This scenario was first noticed when the data_engine queue turned yellow and started building up.
No data was making into the database and the data_engine probe sent an error that it's queue was building up.
In the data_engine GUI, we see 0 msg/min (0 msg/sec) and the 'test connection' button fails.
We tested telnet from the primary server to the database server over port 1433.
This fails when the UIM service is running on the primary, but succeeds when the service is disabled.
The netstat command (netstat -ano) shows a SYN_SENT (but no ACK):
TCP 192.168.0.1:50994 192.168.0.1:1433 SYN_SENT 3288
This problem turned out to be caused by TCP exhaustion - a connection limit threshold on the primary server.
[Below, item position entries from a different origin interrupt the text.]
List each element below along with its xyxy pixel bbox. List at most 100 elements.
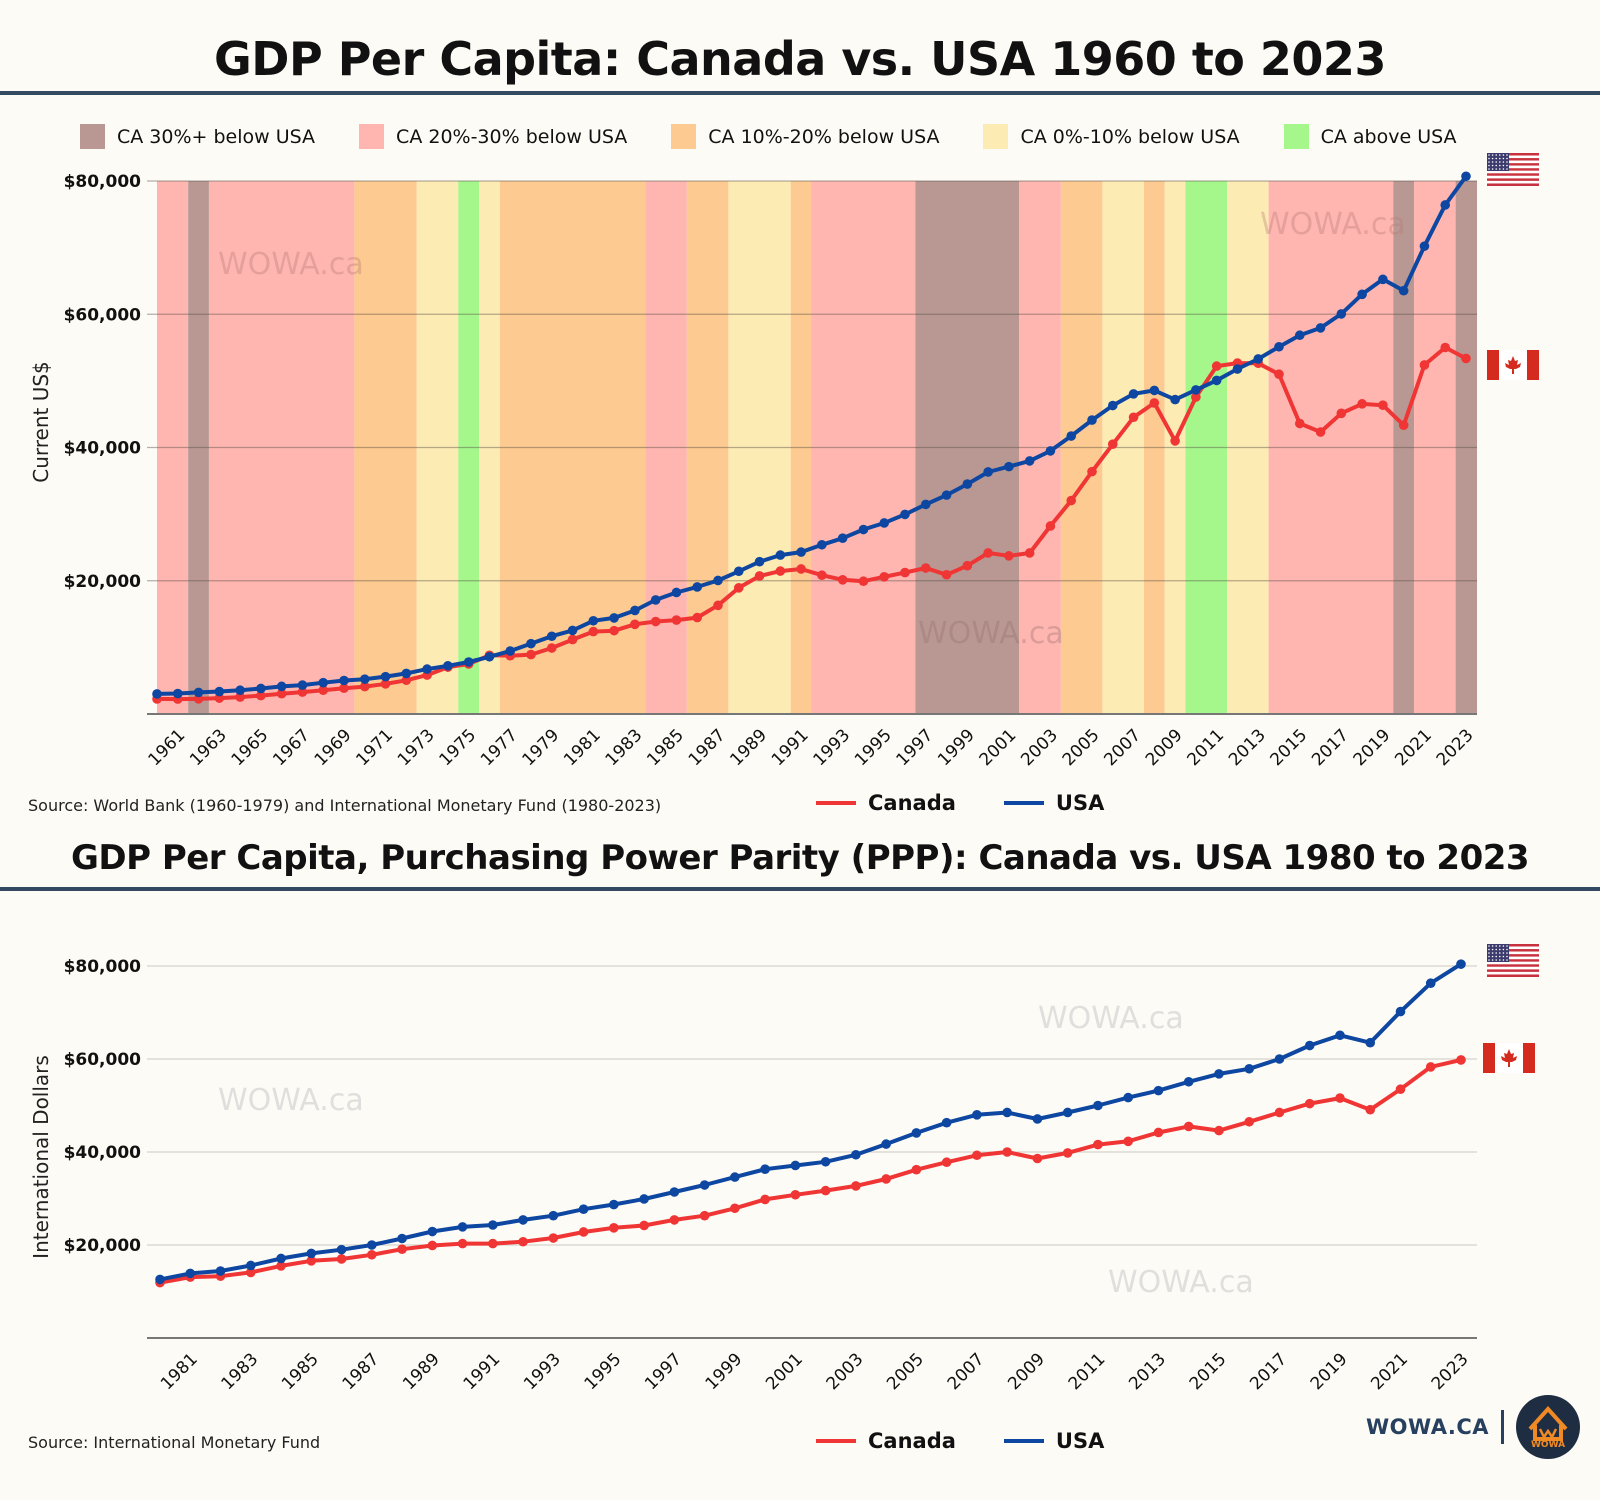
data-point-usa (1128, 389, 1139, 399)
flag-star (1488, 164, 1490, 167)
flag-star (1506, 168, 1508, 170)
x-tick-label: 1981 (560, 725, 605, 770)
data-point-usa (941, 490, 952, 500)
band-label: CA 10%-20% below USA (708, 125, 940, 148)
data-point-usa (1024, 456, 1035, 466)
flag-star (1502, 164, 1505, 167)
x-tick-label: 2001 (762, 1349, 807, 1394)
data-point-canada (692, 612, 703, 623)
data-point-usa (796, 547, 806, 557)
data-point-canada (920, 563, 931, 573)
data-point-usa (548, 1210, 559, 1221)
data-point-usa (488, 1220, 498, 1230)
data-point-usa (609, 613, 619, 623)
x-tick-label: 2013 (1125, 1349, 1170, 1394)
data-point-canada (669, 1215, 680, 1225)
flag-stripe (1487, 971, 1539, 975)
x-tick-label: 2015 (1186, 1349, 1231, 1394)
data-point-usa (609, 1199, 619, 1210)
y-tick-label: $40,000 (64, 439, 142, 459)
data-point-canada (858, 576, 869, 587)
flag-bar-right (1523, 1043, 1535, 1073)
flag-star (1502, 161, 1505, 163)
x-axis: 1961196319651967196919711973197519771979… (145, 725, 1478, 770)
band-b10 (790, 181, 812, 714)
data-point-usa (820, 1156, 831, 1167)
flag-star (1488, 154, 1490, 156)
band-legend-20-30: CA 20%-30% below USA (359, 124, 627, 149)
data-point-canada (1032, 1153, 1043, 1164)
flag-star (1495, 164, 1497, 167)
data-point-usa (155, 1274, 165, 1285)
brand-divider (1501, 1410, 1505, 1444)
watermark-text: WOWA.ca (218, 1083, 364, 1118)
flag-star (1506, 959, 1508, 961)
band-above (458, 181, 480, 714)
watermark-text: WOWA.ca (918, 616, 1064, 651)
data-point-canada (1335, 1093, 1345, 1103)
flag-star (1491, 945, 1494, 947)
data-point-usa (1398, 285, 1409, 296)
data-point-canada (609, 1222, 619, 1233)
flag-star (1506, 157, 1508, 160)
data-point-usa (1211, 375, 1222, 386)
x-tick-label: 2019 (1307, 1349, 1352, 1394)
data-point-usa (1107, 400, 1118, 411)
data-point-canada (650, 616, 661, 627)
x-tick-label: 1985 (643, 725, 688, 770)
flag-star (1502, 948, 1505, 951)
flag-bar-left (1487, 350, 1499, 380)
chart-title-gdp: GDP Per Capita: Canada vs. USA 1960 to 2… (214, 32, 1386, 86)
band-b20 (208, 181, 355, 714)
data-point-usa (1357, 289, 1367, 300)
data-point-usa (1274, 341, 1284, 352)
data-point-canada (297, 687, 308, 697)
data-point-canada (185, 1272, 196, 1282)
data-point-canada (306, 1256, 317, 1266)
flag-star (1502, 952, 1505, 954)
data-point-canada (256, 690, 266, 701)
flag-star (1499, 161, 1501, 163)
data-point-usa (1304, 1040, 1315, 1051)
data-point-canada (457, 1238, 468, 1249)
x-tick-label: 2003 (823, 1349, 868, 1394)
data-point-canada (380, 679, 391, 689)
x-tick-label: 2011 (1183, 725, 1228, 770)
data-point-canada (1244, 1116, 1255, 1127)
flag-star (1488, 161, 1490, 163)
flag-star (1499, 157, 1501, 160)
y-axis: $20,000 $40,000 $60,000 $80,000 (64, 172, 1477, 592)
data-point-usa (1153, 1085, 1164, 1096)
x-tick-label: 1983 (602, 725, 647, 770)
flag-star (1499, 154, 1501, 156)
flag-stripe (1487, 949, 1539, 952)
data-point-usa (1149, 385, 1160, 396)
data-point-usa (339, 675, 349, 686)
data-point-usa (422, 664, 432, 674)
flag-star (1495, 959, 1497, 961)
data-point-usa (276, 681, 287, 692)
x-tick-label: 2021 (1391, 725, 1436, 770)
series-legend-nominal: Canada USA (816, 791, 1152, 815)
flag-star (1502, 154, 1505, 156)
band-b30 (915, 181, 1020, 714)
data-point-canada (1087, 466, 1097, 477)
x-tick-label: 1963 (186, 725, 231, 770)
data-point-canada (671, 615, 682, 625)
flag-stripe (1487, 165, 1539, 169)
data-point-usa (518, 1215, 528, 1225)
x-tick-label: 1977 (477, 725, 522, 770)
x-tick-label: 1999 (702, 1349, 747, 1394)
x-tick-label: 1991 (768, 725, 813, 770)
band-swatch-30-plus (80, 124, 105, 149)
data-point-usa (837, 533, 848, 543)
data-point-usa (1214, 1069, 1224, 1079)
data-point-canada (1274, 369, 1284, 380)
data-point-canada (1357, 399, 1367, 409)
x-tick-label: 1997 (893, 725, 938, 770)
data-point-usa (1093, 1100, 1103, 1111)
data-point-usa (760, 1164, 770, 1175)
flag-stripe (1487, 954, 1539, 957)
data-point-usa (1378, 274, 1388, 285)
flag-star (1491, 161, 1494, 163)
Data_engine could not complete a TCP handshake, getting stuck at SYN_SENT.
After raising the values of the corresponding registry keys, we see data_engine connect successfully.
Set/create the following key/value pairs in the registry at HKEY_LOCAL_MACHINE\SYSTEM\CurrentControlSet\Services\Tcpip\Parameters:
MaxUserPort = 65534
TcpTimedWaitDelay = 30
TcpNumConnections = 16777214
TcpMaxDataRetransmissions = 5
These values will vary - you may have to test implementing different values in your environment.
Note that the highest possible value for MaxUserPort is 65534. Setting it to the maximum value may have unexpected results.